Nicht zuletzt befördern auch vielversprechende, innovative Anwendungsfälle die Verbreitung von Open Insurance, laut EIOPA Discussion Paper vor allem in den Bereichen Schadensmanagement, Pricing und Underwriting, (Post) Sales und Vertrieb. Konkretere Use Cases könnten sich beispielsweise im Bereich des übergreifenden Rentencockpits oder bei parametrischen Versicherungen entwickeln. Auch in den USA gibt es erste Anwendungsbeispiele, u. a. in Bezug auf Naturkatastrophen, Altersvorsorge, Gesundheitssystem und Kfz-Versicherung. Diese Use Cases gilt es weiterzuentwickeln.
Fazit
Aktuell ist Open Insurance vor allem noch eine Vision, die der Förderung, Konkretisierung und (Weiter-) Entwicklung bedarf. Die Idee dahinter ist vielversprechend: Eigene Wertschöpfungsketten für die Digitalisierung öffnen und mit neuen Produkten sowie Services Mehrwerte generieren. Für Kunden und Kundinnen, aber auch für das eigene Unternehmen.

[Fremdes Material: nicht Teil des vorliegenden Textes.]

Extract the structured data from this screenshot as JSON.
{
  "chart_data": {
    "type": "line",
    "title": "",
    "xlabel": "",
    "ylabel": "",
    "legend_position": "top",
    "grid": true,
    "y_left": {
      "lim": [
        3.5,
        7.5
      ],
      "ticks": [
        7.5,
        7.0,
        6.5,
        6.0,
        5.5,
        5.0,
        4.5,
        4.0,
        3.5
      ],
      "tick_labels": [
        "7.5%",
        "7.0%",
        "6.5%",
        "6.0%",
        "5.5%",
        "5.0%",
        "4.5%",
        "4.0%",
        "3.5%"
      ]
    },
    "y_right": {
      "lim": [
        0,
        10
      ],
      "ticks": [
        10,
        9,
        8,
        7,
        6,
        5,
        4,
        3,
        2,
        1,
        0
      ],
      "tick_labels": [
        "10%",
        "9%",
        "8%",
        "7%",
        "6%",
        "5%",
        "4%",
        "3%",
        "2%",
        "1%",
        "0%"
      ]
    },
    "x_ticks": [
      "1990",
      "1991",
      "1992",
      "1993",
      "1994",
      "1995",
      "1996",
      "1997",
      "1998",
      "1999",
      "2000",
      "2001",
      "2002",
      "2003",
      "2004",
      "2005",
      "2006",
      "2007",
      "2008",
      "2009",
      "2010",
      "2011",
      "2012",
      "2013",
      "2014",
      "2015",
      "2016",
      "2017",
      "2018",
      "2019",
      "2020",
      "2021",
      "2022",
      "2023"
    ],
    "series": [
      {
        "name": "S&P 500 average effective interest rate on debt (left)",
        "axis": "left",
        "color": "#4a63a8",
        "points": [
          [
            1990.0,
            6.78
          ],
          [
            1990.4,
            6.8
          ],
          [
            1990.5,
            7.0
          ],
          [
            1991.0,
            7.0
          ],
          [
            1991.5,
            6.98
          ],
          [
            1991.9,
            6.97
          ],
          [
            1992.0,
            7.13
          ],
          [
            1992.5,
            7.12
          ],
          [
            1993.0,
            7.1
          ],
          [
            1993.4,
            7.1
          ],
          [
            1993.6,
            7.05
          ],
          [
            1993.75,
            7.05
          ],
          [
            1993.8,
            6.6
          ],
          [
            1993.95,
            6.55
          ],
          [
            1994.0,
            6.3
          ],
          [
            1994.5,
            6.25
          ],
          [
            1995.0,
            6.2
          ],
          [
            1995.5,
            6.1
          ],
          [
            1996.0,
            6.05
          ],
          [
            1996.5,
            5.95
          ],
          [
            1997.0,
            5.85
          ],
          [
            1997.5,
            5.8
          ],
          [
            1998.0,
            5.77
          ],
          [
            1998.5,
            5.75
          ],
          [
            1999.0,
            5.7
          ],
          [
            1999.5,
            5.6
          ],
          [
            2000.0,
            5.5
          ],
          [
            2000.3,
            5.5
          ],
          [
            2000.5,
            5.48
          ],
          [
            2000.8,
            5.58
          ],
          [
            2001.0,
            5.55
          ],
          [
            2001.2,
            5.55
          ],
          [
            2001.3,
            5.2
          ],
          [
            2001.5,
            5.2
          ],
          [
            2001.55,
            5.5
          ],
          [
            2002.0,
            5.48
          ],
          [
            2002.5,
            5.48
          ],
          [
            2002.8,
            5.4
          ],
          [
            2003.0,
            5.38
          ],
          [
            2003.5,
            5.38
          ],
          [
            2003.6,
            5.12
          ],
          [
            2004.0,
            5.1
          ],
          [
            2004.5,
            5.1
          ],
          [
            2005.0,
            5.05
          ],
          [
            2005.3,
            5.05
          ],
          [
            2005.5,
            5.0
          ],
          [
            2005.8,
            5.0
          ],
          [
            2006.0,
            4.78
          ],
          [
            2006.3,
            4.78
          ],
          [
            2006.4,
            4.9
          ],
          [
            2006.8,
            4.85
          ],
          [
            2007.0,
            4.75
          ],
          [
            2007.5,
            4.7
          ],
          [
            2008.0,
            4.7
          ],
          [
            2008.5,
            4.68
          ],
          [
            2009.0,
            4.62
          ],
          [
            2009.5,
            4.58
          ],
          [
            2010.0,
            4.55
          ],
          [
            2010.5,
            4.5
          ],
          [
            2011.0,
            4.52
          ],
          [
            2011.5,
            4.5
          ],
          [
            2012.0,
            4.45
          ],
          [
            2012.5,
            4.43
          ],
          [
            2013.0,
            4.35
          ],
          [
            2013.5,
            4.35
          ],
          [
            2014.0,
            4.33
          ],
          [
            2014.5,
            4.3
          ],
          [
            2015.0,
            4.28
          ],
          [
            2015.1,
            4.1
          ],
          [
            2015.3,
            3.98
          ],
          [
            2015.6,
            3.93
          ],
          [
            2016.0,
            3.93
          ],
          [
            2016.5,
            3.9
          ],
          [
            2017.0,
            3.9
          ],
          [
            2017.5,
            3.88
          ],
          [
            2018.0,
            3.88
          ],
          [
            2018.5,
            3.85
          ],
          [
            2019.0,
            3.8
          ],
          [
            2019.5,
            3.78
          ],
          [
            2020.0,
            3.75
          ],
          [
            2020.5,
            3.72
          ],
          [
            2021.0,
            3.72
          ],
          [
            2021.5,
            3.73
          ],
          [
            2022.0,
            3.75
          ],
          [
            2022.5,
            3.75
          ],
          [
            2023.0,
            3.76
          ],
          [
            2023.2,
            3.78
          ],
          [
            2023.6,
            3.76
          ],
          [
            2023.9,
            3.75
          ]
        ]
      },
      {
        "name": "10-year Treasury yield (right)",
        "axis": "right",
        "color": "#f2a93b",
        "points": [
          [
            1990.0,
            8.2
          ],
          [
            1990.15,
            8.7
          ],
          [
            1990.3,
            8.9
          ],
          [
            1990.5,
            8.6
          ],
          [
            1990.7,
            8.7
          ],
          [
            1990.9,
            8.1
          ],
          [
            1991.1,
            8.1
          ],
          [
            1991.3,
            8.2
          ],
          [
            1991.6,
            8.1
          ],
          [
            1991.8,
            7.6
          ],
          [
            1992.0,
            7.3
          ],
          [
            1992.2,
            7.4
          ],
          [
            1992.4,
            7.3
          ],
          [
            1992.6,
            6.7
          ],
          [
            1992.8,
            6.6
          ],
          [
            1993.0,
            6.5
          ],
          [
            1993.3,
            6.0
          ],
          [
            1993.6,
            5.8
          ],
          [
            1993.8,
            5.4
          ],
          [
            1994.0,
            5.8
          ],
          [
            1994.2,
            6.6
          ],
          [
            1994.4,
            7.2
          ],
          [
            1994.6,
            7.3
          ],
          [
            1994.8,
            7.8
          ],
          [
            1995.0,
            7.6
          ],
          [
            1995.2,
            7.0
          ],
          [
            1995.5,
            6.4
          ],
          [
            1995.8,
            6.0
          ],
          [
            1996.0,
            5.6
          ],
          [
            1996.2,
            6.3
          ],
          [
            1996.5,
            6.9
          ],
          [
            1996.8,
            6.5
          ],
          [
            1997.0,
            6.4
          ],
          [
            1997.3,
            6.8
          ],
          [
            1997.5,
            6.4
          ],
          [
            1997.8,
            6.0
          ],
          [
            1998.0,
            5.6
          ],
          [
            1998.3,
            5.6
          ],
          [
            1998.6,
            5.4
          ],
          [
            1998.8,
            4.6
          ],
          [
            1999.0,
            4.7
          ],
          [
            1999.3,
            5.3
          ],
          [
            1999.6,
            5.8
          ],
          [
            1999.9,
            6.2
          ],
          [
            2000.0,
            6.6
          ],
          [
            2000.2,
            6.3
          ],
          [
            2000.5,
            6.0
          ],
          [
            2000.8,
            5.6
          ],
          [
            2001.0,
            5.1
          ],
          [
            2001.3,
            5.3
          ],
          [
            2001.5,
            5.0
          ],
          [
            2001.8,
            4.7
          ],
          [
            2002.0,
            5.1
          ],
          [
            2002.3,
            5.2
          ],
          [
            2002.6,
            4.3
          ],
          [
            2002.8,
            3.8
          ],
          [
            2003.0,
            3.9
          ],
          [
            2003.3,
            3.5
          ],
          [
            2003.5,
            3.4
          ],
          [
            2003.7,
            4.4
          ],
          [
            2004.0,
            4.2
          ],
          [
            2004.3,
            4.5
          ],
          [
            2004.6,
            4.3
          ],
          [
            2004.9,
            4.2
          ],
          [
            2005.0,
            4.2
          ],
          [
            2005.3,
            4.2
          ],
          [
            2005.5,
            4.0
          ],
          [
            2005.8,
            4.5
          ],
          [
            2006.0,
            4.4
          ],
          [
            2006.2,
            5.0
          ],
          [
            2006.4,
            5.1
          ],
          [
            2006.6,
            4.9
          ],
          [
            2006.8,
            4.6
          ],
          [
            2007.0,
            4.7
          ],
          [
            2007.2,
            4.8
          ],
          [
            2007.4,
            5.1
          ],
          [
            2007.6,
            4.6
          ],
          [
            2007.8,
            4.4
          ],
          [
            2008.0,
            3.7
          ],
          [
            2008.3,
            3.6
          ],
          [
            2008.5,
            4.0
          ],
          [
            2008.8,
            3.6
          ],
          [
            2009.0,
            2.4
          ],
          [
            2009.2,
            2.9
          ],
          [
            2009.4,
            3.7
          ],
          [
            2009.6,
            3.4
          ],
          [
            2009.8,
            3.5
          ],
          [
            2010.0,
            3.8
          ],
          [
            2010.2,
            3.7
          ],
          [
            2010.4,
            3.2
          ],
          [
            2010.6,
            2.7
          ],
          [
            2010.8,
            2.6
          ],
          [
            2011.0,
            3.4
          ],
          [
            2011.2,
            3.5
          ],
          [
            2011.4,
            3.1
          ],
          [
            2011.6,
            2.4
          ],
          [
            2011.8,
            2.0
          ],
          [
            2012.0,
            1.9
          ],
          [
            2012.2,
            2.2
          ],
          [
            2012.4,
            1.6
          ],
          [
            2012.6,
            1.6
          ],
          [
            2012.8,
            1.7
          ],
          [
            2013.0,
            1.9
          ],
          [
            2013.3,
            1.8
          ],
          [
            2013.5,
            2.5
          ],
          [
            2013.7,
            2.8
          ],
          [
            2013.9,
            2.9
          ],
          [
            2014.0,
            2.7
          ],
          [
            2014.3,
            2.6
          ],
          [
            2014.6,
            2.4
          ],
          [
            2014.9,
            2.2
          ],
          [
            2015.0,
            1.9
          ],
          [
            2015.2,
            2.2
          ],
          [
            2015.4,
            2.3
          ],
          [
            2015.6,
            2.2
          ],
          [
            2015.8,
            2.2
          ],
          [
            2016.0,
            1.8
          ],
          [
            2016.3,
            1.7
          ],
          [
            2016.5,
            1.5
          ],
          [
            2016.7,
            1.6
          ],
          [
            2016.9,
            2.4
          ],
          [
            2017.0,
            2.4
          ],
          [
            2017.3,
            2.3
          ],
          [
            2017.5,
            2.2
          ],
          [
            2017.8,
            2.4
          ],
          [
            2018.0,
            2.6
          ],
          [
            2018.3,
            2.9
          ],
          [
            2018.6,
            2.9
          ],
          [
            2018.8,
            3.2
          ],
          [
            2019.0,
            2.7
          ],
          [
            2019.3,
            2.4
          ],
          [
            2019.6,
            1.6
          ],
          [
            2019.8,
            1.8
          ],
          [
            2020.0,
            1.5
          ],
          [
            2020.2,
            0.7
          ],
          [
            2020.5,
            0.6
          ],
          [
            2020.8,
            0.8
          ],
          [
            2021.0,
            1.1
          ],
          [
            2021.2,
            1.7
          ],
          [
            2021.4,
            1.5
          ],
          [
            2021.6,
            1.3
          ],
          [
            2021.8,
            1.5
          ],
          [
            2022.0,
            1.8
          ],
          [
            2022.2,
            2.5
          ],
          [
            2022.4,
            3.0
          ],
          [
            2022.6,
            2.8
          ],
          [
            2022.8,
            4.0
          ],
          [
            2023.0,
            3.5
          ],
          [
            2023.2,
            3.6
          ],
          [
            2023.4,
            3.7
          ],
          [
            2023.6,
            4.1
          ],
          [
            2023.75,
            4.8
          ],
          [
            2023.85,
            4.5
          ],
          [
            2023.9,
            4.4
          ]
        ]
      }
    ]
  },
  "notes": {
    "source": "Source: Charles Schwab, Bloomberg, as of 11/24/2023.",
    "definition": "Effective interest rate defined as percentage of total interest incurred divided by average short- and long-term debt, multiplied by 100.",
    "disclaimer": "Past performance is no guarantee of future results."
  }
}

Fin- und InsurTechs können noch effektiver relevante Elemente der Wertschöpfung bespielen, sich mit innovativen Plattformen positionieren und Teil eines digitalen Ökosystems werden. Und gerade Versicherer können sich als vertrauenswürdige und sichere Marktteilnehmer für Datenanalyse und Datenaggregation positionieren. Neue Produkte, Services und Geschäftsmodelle dank Aggregation und Analyse von Finanz- und Versicherungsdaten, umfassende Beratung von Kunden und Kundinnen dank Datentransparenz und -vollständigkeit – die Chancen sind vielfältig. Nun gilt es, sie auch zu nutzen.